Executives in human capital management are caught between the proverbial rock and a hard place. They face strategic challenges, such as ensuring a talented workforce for tomorrow, while trying to align the workforce with upper management’s goals. They face economic challenges, such as optimizing benefits dollars, balancing compensation with performance results, and the growing dilemma of healthcare costs for their employees. And each day they face a plethora of tactical issues, often stemming from laws and government regulations and how they apply to the workforce.

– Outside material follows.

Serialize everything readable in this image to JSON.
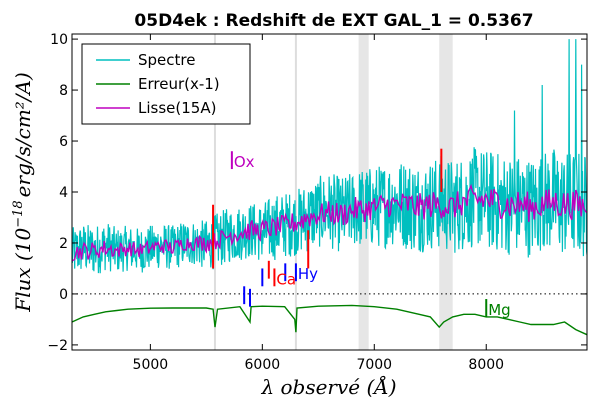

Yet some HR executives are balancing these challenges better than others. Aberdeen’s most recent human capital research, The HR Executive’s Agenda: 2005 Benchmark Report – which reviews and analyzes HR executives’ data on business pressures, technology directions, use of outsourcing and future plans – distinguishes the differences between workforce management strategies and the success of those strategies. The report explores the key issues of concern for those charged with management of the corporate workforce, as it answers the question “what keeps HR executives awake at night?”
The driving factor: the war for talent
Hiring and retaining top talent is the driving concern of human capital management professionals today. For companies of all sizes, at all levels of revenue, the fear of not being able to staff the firm adequately was predominant across all industries. From small stores to mid-sized factories to large corporations, the inability to attract and maintain a quality workforce drove the agenda for both the short and long term. HR executives identify challenges such as creating an image of the corporation as a good place to work while serving the current workforce, and retaining and rewarding star performers while keeping the HR cost per employee as low as possible (Figure 1). These challenges keep these professionals awake at night.

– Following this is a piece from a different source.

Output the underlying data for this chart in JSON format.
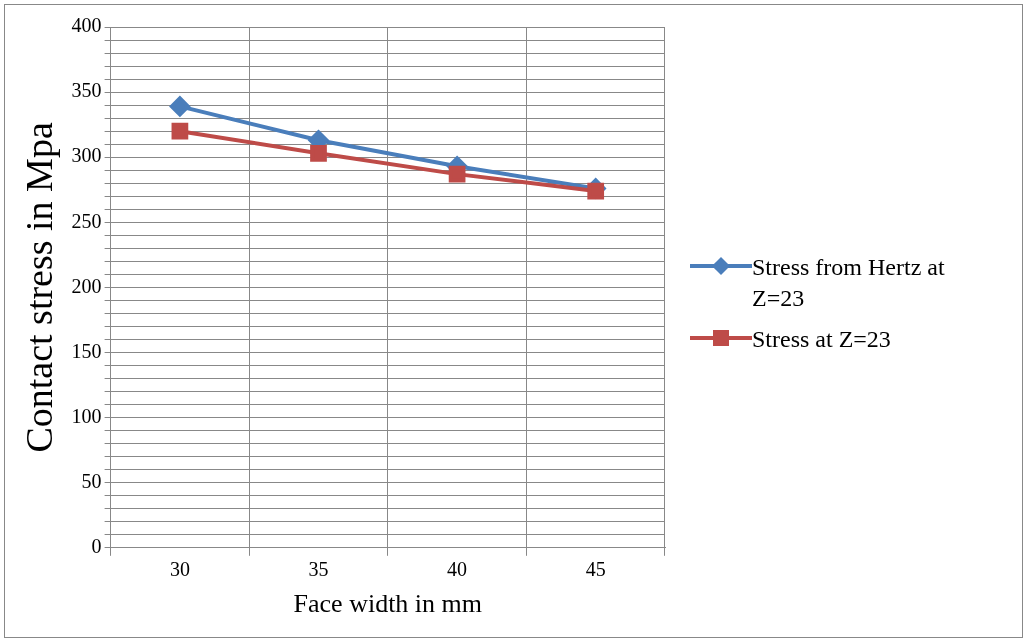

The top three responses to the challenges HR executives identified were:
What actions will HR executives take to execute their 2005 strategies? Companies determined the importance of a series of tactics. Securing budget to source and secure the best candidates was the primary tactic – with 98 percent of HR executives across all industries identifying it as important. Other tactics identified include focusing on internal talent, career paths and succession planning (96 percent), and building a brand to attract new employees (89 percent of all respondents have this on their ‘to do’ list).
Where will they invest?
HR executives and the IT staff that supports human capital are besieged with choices to better manage their workforce. Sometimes the HR software is part of the ERP program – integrated with all core applications that support the corporate whole. Sometimes it is a ‘mini-suite’ – an integrated solution that only includes human capital, such as hiring, performance management, career planning, training and the like. These applications are growing in popularity as companies can often get high quality applications without the weight of linking with corporate production, as they do with the total ERP applications. And standalone applications abound in human resources, often causing a mish-mash of disparate solutions used across the company – one here and another there – so a comprehensive view of the workforce is impossible.

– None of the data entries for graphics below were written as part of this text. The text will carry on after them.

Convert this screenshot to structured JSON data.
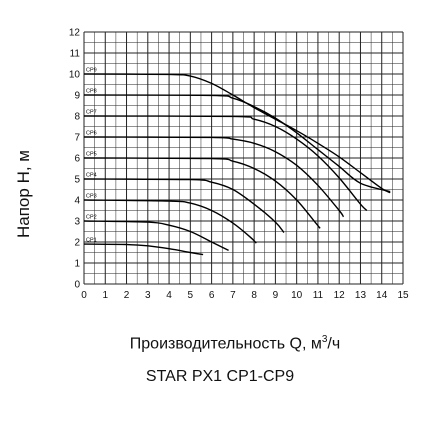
{
  "chart_data": {
    "type": "line",
    "title": "STAR PX1   CP1-CP9",
    "xlabel": "Производительность Q, м",
    "xlabel_sup": "3",
    "xlabel_unit": "/ч",
    "ylabel": "Напор H, м",
    "xlim": [
      0,
      15
    ],
    "ylim": [
      0,
      12
    ],
    "x_ticks": [
      "0",
      "1",
      "2",
      "3",
      "4",
      "5",
      "6",
      "7",
      "8",
      "9",
      "10",
      "11",
      "12",
      "13",
      "14",
      "15"
    ],
    "y_ticks": [
      "0",
      "1",
      "2",
      "3",
      "4",
      "5",
      "6",
      "7",
      "8",
      "9",
      "10",
      "11",
      "12"
    ],
    "grid": true,
    "series": [
      {
        "name": "CP1",
        "points": [
          [
            0,
            1.9
          ],
          [
            2,
            1.88
          ],
          [
            3,
            1.82
          ],
          [
            4,
            1.68
          ],
          [
            5,
            1.5
          ],
          [
            5.6,
            1.4
          ]
        ]
      },
      {
        "name": "CP2",
        "points": [
          [
            0,
            3.0
          ],
          [
            3,
            2.95
          ],
          [
            4,
            2.8
          ],
          [
            5,
            2.5
          ],
          [
            6,
            2.0
          ],
          [
            6.8,
            1.6
          ]
        ]
      },
      {
        "name": "CP3",
        "points": [
          [
            0,
            4.0
          ],
          [
            4,
            3.95
          ],
          [
            5,
            3.85
          ],
          [
            6,
            3.5
          ],
          [
            7,
            2.9
          ],
          [
            7.8,
            2.25
          ],
          [
            8.1,
            1.95
          ]
        ]
      },
      {
        "name": "CP4",
        "points": [
          [
            0,
            5.0
          ],
          [
            5,
            4.97
          ],
          [
            6,
            4.85
          ],
          [
            7,
            4.5
          ],
          [
            8,
            3.8
          ],
          [
            9,
            2.95
          ],
          [
            9.4,
            2.45
          ]
        ]
      },
      {
        "name": "CP5",
        "points": [
          [
            0,
            6.0
          ],
          [
            6,
            5.97
          ],
          [
            7,
            5.85
          ],
          [
            8,
            5.5
          ],
          [
            9,
            4.9
          ],
          [
            10,
            4.0
          ],
          [
            10.9,
            2.9
          ],
          [
            11.1,
            2.65
          ]
        ]
      },
      {
        "name": "CP6",
        "points": [
          [
            0,
            7.0
          ],
          [
            6,
            6.98
          ],
          [
            7,
            6.9
          ],
          [
            8,
            6.7
          ],
          [
            9,
            6.3
          ],
          [
            10,
            5.65
          ],
          [
            11,
            4.7
          ],
          [
            12,
            3.5
          ],
          [
            12.2,
            3.2
          ]
        ]
      },
      {
        "name": "CP7",
        "points": [
          [
            0,
            8.0
          ],
          [
            7,
            7.98
          ],
          [
            8,
            7.85
          ],
          [
            9,
            7.5
          ],
          [
            10,
            6.9
          ],
          [
            11,
            6.1
          ],
          [
            12,
            5.05
          ],
          [
            13,
            3.8
          ],
          [
            13.3,
            3.5
          ]
        ]
      },
      {
        "name": "CP8",
        "points": [
          [
            0,
            9.0
          ],
          [
            6,
            8.98
          ],
          [
            7,
            8.85
          ],
          [
            8,
            8.45
          ],
          [
            9,
            7.9
          ],
          [
            10,
            7.2
          ],
          [
            11,
            6.4
          ],
          [
            12,
            5.6
          ],
          [
            13,
            4.8
          ],
          [
            14.4,
            4.4
          ]
        ]
      },
      {
        "name": "CP9",
        "points": [
          [
            0,
            10.0
          ],
          [
            4,
            9.98
          ],
          [
            5,
            9.9
          ],
          [
            6,
            9.55
          ],
          [
            7,
            9.0
          ],
          [
            8,
            8.4
          ],
          [
            9,
            7.85
          ],
          [
            10,
            7.3
          ],
          [
            11,
            6.7
          ],
          [
            12,
            6.05
          ],
          [
            13,
            5.3
          ],
          [
            14,
            4.55
          ],
          [
            14.4,
            4.35
          ]
        ]
      }
    ]
  }
}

Given the interest in recruiting and hiring a competitive workforce, the growing interest in adding hiring management solutions is hardly surprising. Companies continue to invest in automated hiring management systems, adding to significant growth in that area over the past year. Figure 3 illustrates planned growth in two other areas relevant to hiring: software that can help identify candidates that are like the ‘A’ players currently employed; and a planned increase in the use of pre-employment assessment and testing solutions.
Integration is important
In considering technology, HR executives say they’re interested in providing required functionality and the ability to deliver services (the application method was less important), as long as the solution is integrated (Figure 4). They’re concerned with the best functionality first and foremost, but with preferences for either an integrated suite of applications or standalone ‘best of breed’ software if it can be integrated.
The value of technology
Today’s HR executives see the value in HCM technology. They have added in-house software and third-party, hosted solutions in the recent past. Meanwhile, many have moved non-core functions to third parties. They also have plans for the future, looking to add to their HCM technology arsenals over the next 12 months. Among all survey respondents, automated benefits selection and administration programs for HR administrators are the most prevalent in use (46 percent of companies surveyed) followed by in-house or externally hosted hiring management systems (41 percent). Service industries lead in the use of benefits selection tools (cited by 53 percent of all services respondents). Meanwhile, performance systems (online rather than paper) represent the leading planned expenditure.
HR executives today have more options for workforce management and service delivery than ever before. They report that the specific delivery method – in-house software, standalone applications, an integrated ERP suite, third-party hosted solutions or outsourced delivery of services – was generally only somewhat important. Thus, the ability to provide the function was more important than how it should be delivered.